The gap between benchmark scores and real experience comes from all the stuff around the model. Your system prompt changes a lot, and so do the agents you run, the MCPs you plug in, the skills you load, and most of all, how you prompt. Two people can use the same model and walk away with completely different experiences.

GPT 5.5 is a good example. I have been testing it recently, and it fits my workflow well, though it is quite sticky. Once you prompt it on something, it has a hard time letting go. Tell it to commit a change, and it will keep committing every change after that. That behavior might be perfect for some people and deeply frustrating for others because it depends entirely on how you prompt and what you expect.

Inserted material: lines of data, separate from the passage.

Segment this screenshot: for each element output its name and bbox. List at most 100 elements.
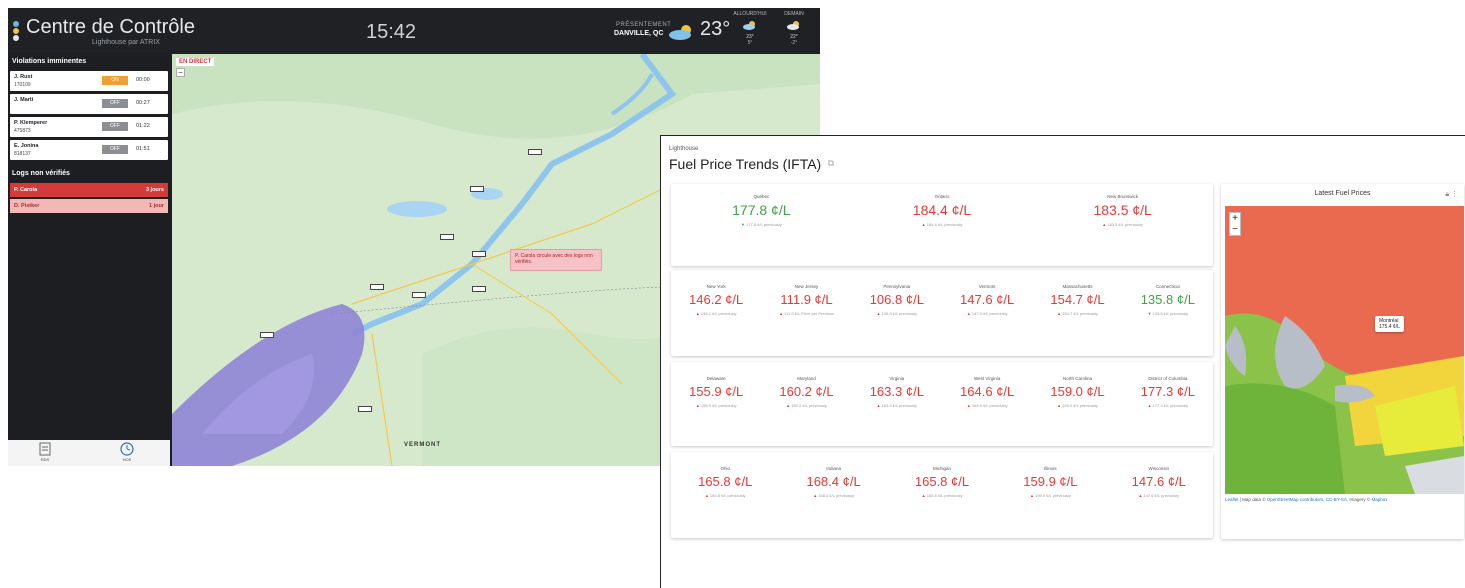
fuel-price-card: Pennsylvania 106.8 ¢/L ▲ 106.8 ¢/L previou… (852, 284, 942, 316)
lock-icon[interactable]: 🔒︎ (1445, 191, 1449, 198)
clipboard-icon (39, 442, 51, 456)
previous-price: ▲ 154.7 ¢/L previously (1032, 311, 1122, 316)
fuel-price-value: 135.8 ¢/L (1140, 292, 1195, 307)
trend-arrow-icon: ▲ (695, 403, 700, 408)
fuel-price-value: 165.8 ¢/L (914, 474, 970, 489)
state-name: West Virginia (973, 376, 1001, 381)
fuel-price-card: District of Columbia 177.3 ¢/L ▲ 177.3 ¢/L… (1123, 376, 1213, 408)
forecast-today: ALLOURD'HUI 23° 5° (730, 11, 770, 46)
zoom-out-button[interactable]: − (176, 68, 185, 77)
fuel-price-value: 184.4 ¢/L (912, 202, 972, 218)
fuel-price-map[interactable]: + − Montréal 175.4 ¢/L (1225, 206, 1464, 494)
previous-price-text: 177.3 ¢/L previously (1152, 403, 1189, 408)
fuel-price-value: 155.9 ¢/L (689, 384, 744, 399)
page-title: Fuel Price Trends (IFTA) (669, 156, 822, 172)
truck-marker[interactable] (528, 149, 542, 155)
previous-price: ▲ 164.6 ¢/L previously (942, 403, 1032, 408)
violation-card[interactable]: J. Rust 170109 ON 00:00 (10, 71, 168, 91)
previous-price-text: 146.2 ¢/L previously (700, 311, 737, 316)
clock-alert-icon (120, 442, 134, 456)
control-center-header: Centre de Contrôle Lighthouse par ATRIX … (8, 8, 820, 54)
trend-arrow-icon: ▼ (740, 222, 745, 227)
copy-icon[interactable]: ⧉ (828, 158, 834, 168)
state-name: New Jersey (794, 284, 819, 289)
previous-price-text: 184.4 ¢/L previously (926, 222, 963, 227)
price-panel: Québec 177.8 ¢/L ▼ 177.8 ¢/L previously Ont… (671, 184, 1213, 266)
previous-price: ▲ 147.6 ¢/L previously (942, 311, 1032, 316)
fuel-price-card: New York 146.2 ¢/L ▲ 146.2 ¢/L previously (671, 284, 761, 316)
weather-city: DANVILLE, QC (614, 30, 664, 37)
previous-price: ▲ 163.3 ¢/L previously (852, 403, 942, 408)
partly-cloudy-icon (668, 24, 696, 45)
truck-marker[interactable] (472, 286, 486, 292)
tab-rds[interactable]: RDS (30, 442, 60, 462)
violation-card[interactable]: J. Marti OFF 00:27 (10, 94, 168, 114)
previous-price: ▲ 159.9 ¢/L previously (996, 493, 1104, 498)
osm-link[interactable]: OpenStreetMap contributors (1267, 497, 1324, 502)
truck-marker[interactable] (440, 234, 454, 240)
truck-id: 475873 (14, 128, 31, 134)
fuel-price-value: 111.9 ¢/L (780, 292, 833, 307)
lighthouse-logo-icon (12, 20, 20, 42)
violation-card[interactable]: P. Klemperer 475873 OFF 01:22 (10, 117, 168, 137)
forecast-lo: 5° (747, 40, 753, 46)
trend-arrow-icon: ▲ (695, 311, 700, 316)
fuel-price-card: Virginia 163.3 ¢/L ▲ 163.3 ¢/L previously (852, 376, 942, 408)
fuel-price-value: 159.0 ¢/L (1050, 384, 1105, 399)
previous-price-text: 159.0 ¢/L previously (1062, 403, 1098, 408)
driver-name: J. Rust (14, 74, 33, 80)
truck-marker[interactable] (412, 292, 426, 298)
trend-arrow-icon: ▼ (1147, 311, 1152, 316)
violation-card[interactable]: E. Jonina 818137 OFF 01:51 (10, 140, 168, 160)
attribution-text: | Map data © (1238, 497, 1267, 502)
previous-price: ▲ 183.5 ¢/L previously (1032, 222, 1213, 227)
fuel-price-card: Connecticut 135.8 ¢/L ▼ 135.8 ¢/L previous… (1123, 284, 1213, 316)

Kimi K2.6 performs similarly in my actual work, but I have not found a benchmark or leaderboard that captures that similarity or explains why one feels better than the other on a given day.

Opus 4.7 is supposed to be top tier. When I tried it, I found it got things confidently wrong, which is one of the worst sins a model can commit in my eyes. I would 100% rather have a model say it does not know than hallucinate the wrong answer with confidence. It performs well on some tasks, but I do not want that tradeoff.

There is another problem: models are sometimes trained on benchmark data itself. One large-scale study measured contamination across 17 frontier models and 18 public benchmarks, finding a 57.3% overall contamination rate. Another LMSYS blog post described a 13B-parameter model trained on contaminated data that matched GPT-4 on affected benchmarks purely through memorization. OpenAI acknowledged that portions of BIG-bench were inadvertently mixed into GPT-4's training set.

The benchmark I trust is my own work. Run the model on your tasks with your setup, and pay attention to what happens. The numbers are a starting point, but for now that is mostly it.